La différence aussi, c’est que sur une navette, on ne maîtrise pas tout manuellement, on n’a pas accès à grand chose mécaniquement. Alors que dans une station orbitale, on peut intervenir de manière pratique, faire de la plomberie etc...
Pourriez vous nous conter une expérience scientifique étonnante que vous avez mené en orbite ?
Elles sont nombreuses, nous avons travaillé en apesanteur avec des cafards, des frelons, du sperme d’oursin, des pousses végétales, des araignées pour voir leurs toiles, les abeilles qui arrivent à voler aussi au bout d’un certain temps. Une expérience sur les tétards qui venaient d’éclore juste avant le décollage et développaient leurs oreilles internes pendant le vol, les montraient en train de nager en looping !
Depuis un poste d’observation aussi fantastique, avez-vous vu naître en vous la conviction d’une nécessité d’engagement politique pour la protection de l’environnement ?

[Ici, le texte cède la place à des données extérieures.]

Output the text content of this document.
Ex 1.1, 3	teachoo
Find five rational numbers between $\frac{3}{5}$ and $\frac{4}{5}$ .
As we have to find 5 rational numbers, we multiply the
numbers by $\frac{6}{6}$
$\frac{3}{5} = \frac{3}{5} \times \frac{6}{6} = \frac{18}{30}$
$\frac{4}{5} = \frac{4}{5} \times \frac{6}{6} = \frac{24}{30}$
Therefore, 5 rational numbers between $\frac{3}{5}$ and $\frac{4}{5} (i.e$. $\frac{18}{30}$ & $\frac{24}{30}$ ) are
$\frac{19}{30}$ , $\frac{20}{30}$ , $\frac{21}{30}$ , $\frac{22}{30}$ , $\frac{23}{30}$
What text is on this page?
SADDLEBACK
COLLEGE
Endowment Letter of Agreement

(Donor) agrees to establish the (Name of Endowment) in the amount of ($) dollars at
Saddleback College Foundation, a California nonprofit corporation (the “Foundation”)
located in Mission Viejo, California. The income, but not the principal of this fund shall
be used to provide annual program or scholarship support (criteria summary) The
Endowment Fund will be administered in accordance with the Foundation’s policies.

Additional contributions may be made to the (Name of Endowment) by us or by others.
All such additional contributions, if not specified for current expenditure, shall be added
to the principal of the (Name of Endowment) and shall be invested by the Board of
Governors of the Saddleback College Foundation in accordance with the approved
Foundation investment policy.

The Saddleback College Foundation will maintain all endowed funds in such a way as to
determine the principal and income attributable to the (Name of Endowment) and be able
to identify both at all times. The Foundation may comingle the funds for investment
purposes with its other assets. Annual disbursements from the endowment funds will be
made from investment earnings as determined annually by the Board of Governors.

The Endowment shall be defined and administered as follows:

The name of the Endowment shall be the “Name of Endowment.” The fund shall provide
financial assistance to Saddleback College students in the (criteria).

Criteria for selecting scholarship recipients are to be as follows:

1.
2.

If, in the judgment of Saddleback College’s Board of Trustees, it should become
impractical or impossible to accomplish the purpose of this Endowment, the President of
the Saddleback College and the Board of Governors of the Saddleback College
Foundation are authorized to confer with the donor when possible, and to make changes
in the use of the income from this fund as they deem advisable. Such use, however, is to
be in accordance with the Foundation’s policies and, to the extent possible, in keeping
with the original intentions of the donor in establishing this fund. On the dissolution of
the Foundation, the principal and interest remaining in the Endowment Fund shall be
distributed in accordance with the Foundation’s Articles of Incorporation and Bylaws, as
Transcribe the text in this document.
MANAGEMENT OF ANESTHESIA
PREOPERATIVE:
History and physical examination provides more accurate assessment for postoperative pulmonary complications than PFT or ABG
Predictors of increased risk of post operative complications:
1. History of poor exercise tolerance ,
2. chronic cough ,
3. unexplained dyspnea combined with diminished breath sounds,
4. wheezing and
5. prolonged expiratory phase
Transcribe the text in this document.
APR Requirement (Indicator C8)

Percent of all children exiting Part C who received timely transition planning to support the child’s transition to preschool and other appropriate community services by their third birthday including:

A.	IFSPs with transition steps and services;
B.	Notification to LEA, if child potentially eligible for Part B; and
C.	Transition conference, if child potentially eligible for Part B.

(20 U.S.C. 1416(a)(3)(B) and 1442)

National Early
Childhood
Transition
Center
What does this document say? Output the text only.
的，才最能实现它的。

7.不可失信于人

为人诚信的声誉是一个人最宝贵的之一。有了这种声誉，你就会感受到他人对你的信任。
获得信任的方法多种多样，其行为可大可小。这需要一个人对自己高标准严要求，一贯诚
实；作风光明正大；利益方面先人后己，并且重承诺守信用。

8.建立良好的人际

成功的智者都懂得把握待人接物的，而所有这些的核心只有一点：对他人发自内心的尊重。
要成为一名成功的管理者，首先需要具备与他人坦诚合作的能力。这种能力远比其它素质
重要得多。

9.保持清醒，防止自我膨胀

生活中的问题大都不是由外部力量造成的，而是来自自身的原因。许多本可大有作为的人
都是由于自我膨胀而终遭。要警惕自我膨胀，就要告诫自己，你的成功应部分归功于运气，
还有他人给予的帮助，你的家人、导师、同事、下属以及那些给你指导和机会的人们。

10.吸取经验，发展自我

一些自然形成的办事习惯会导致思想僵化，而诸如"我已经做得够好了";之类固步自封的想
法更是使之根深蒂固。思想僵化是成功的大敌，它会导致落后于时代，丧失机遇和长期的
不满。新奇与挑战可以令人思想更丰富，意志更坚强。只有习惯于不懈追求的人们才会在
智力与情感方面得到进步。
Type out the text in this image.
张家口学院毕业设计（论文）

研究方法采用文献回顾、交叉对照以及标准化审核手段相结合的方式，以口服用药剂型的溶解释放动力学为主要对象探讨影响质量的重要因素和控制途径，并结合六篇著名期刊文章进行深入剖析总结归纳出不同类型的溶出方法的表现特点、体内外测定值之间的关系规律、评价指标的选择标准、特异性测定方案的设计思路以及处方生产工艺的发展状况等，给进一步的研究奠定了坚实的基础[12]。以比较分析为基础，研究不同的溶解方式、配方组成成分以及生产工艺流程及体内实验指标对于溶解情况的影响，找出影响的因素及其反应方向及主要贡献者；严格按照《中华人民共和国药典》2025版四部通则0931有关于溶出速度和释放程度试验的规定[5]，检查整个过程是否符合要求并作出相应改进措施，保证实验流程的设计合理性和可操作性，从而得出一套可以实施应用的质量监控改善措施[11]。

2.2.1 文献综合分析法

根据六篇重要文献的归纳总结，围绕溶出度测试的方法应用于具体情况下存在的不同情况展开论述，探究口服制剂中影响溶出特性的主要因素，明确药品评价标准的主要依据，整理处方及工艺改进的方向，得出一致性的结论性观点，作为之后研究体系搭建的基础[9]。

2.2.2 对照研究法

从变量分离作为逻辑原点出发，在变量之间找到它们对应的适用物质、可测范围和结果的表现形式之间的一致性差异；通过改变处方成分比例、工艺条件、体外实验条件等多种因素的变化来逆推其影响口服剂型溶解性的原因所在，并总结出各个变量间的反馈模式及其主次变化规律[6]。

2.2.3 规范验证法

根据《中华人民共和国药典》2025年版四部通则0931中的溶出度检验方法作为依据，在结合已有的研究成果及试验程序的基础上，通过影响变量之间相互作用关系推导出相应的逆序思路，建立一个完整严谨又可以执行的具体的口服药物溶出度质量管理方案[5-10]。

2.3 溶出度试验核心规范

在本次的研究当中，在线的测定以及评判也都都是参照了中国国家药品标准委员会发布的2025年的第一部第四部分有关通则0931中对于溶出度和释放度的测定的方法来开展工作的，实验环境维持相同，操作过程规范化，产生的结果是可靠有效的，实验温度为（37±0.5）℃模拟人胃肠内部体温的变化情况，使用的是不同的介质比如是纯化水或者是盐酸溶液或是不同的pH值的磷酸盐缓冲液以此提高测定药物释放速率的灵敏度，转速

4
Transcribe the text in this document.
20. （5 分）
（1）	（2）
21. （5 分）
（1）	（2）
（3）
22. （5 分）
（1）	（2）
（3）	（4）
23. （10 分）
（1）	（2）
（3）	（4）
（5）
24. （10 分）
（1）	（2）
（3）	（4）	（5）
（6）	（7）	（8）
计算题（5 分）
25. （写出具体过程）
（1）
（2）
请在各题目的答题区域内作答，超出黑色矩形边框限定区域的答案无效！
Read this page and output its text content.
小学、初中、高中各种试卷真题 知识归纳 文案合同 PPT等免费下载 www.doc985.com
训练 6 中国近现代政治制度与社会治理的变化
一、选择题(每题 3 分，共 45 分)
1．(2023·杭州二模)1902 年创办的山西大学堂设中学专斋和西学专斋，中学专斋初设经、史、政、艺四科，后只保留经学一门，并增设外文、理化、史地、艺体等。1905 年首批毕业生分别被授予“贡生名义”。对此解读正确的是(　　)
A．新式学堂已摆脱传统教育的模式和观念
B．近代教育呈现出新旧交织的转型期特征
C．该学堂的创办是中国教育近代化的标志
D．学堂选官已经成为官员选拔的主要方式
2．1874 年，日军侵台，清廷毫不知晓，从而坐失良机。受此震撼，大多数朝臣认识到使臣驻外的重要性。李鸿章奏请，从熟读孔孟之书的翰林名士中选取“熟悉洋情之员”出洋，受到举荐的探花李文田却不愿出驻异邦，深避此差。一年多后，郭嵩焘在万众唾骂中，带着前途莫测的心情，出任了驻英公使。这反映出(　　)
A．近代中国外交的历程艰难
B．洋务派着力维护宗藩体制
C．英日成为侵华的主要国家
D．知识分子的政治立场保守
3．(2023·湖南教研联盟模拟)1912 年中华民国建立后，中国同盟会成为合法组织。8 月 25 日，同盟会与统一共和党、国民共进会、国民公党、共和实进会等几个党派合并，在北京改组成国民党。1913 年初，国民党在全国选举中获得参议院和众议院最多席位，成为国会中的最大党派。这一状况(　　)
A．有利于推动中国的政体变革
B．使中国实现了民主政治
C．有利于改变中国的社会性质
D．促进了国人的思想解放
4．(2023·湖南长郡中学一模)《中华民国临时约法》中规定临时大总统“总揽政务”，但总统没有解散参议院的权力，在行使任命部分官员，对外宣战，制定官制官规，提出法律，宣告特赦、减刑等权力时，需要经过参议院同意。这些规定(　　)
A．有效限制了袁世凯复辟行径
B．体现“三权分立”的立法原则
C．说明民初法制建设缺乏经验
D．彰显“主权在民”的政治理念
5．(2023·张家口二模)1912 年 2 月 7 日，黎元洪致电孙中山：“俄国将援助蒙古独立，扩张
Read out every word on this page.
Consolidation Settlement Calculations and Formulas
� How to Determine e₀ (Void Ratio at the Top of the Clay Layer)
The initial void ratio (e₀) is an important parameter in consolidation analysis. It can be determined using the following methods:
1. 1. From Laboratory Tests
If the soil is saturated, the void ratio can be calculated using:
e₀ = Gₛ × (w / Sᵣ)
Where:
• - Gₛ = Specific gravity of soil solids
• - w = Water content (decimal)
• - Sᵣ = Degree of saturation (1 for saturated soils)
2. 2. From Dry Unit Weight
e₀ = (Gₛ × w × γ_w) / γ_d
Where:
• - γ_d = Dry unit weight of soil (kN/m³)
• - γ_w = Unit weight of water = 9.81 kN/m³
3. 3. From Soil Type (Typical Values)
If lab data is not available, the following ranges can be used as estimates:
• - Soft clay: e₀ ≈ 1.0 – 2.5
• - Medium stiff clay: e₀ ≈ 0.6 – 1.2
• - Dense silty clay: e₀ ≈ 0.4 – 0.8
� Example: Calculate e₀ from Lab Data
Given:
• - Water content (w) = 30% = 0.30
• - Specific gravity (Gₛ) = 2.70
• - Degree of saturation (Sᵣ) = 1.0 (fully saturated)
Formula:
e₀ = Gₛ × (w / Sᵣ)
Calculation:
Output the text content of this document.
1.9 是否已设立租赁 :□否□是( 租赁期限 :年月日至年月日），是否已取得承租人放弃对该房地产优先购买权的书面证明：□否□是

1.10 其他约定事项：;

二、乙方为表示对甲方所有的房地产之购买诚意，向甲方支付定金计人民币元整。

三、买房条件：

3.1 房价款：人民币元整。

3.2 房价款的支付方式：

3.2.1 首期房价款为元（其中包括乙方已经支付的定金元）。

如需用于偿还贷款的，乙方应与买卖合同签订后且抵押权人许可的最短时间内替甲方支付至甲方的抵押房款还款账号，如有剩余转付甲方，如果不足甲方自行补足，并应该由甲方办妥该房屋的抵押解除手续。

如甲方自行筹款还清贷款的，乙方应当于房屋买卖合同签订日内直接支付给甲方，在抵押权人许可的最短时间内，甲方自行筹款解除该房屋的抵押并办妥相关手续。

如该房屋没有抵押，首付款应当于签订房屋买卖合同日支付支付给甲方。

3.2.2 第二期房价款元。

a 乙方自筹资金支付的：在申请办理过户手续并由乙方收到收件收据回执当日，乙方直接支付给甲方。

Une alternance de 45 minutes de jour & 45 minutes de nuit, on survole l’hiver et l’été, avec des variétés de couleurs, des villes illuminées la nuit, des orages, c’est vraiment à pleurer de beauté. Je ne peux pas m’ empêcher de voir la terre comme un gros vaisseau spatial, au milieu du néant (car on ne voit pas les étoiles depuis la station, seulement du noir). Mais c’est un vaisseau avec des ressources finies, avec un océan qui fournit l’oxygène et absorbe le CO2, il est comparable au “système de support-vie” d’une station orbitale. Sans lui, la vie n’est plus possible. C’est pourquoi je suis parrain d’une association polynésienne de protection de l’Océan Te Mana O Te Moana.
Comment interprétez vous le fait que la conquête spatiale a eu son heure de gloire dans les années 60, et que depuis 30 ans, on n’ai plus quitté l’orbite basse* ?
Dans les années 60, le président Kennedy avait lançé un programme gigantesque dans un esprit de compétition ou “tous les moyens” étaient permis au point d’atteindre un budget de 4% du PIB américain.
Aujourd’hui, l’objectif est d’apprendre à travailler en collaboration internationale grâce à la station ISS. La suite serait donc de reprendre l’exploration spatiale habitée, soit vers la lune, soit vers la planète Mars, soit vers un asteroïde. Mais il faudra attendre au moins 2025, pour repartir au delà de l’orbite basse.
Y a-t-il un risque que l’homme soit remplacé par le robot dans la conquête spatiale à court terme ?
Non, on envoie les robots en éclaireur, en accompagnateur de l’homme, mais il ne le remplacera pas. Comme dit Hubert Reeves, vous ne verrez jamais un robot s’exclamer : «Oh regarde !».
Quelle technologie pourrait selon vous redonner un nouvel élan à la conquête spatiale ?
Il faudra faire un bond dans les technologies de propulsion. Aujourd’hui, c’est la propulsion électrique ou ionique, qui se profile pour les voyages dans le vide de l’espace. Au lieu de cracher de la matière chimique, comme dans une fusée, vous éjectez des particules ionisées accélérées par un champ magnétique ou électrique très puissant, à des vitesses 10 à 20 fois plus rapides que des gaz à combustion chimique. C’est un mode de propulsion beaucoup plus efficace.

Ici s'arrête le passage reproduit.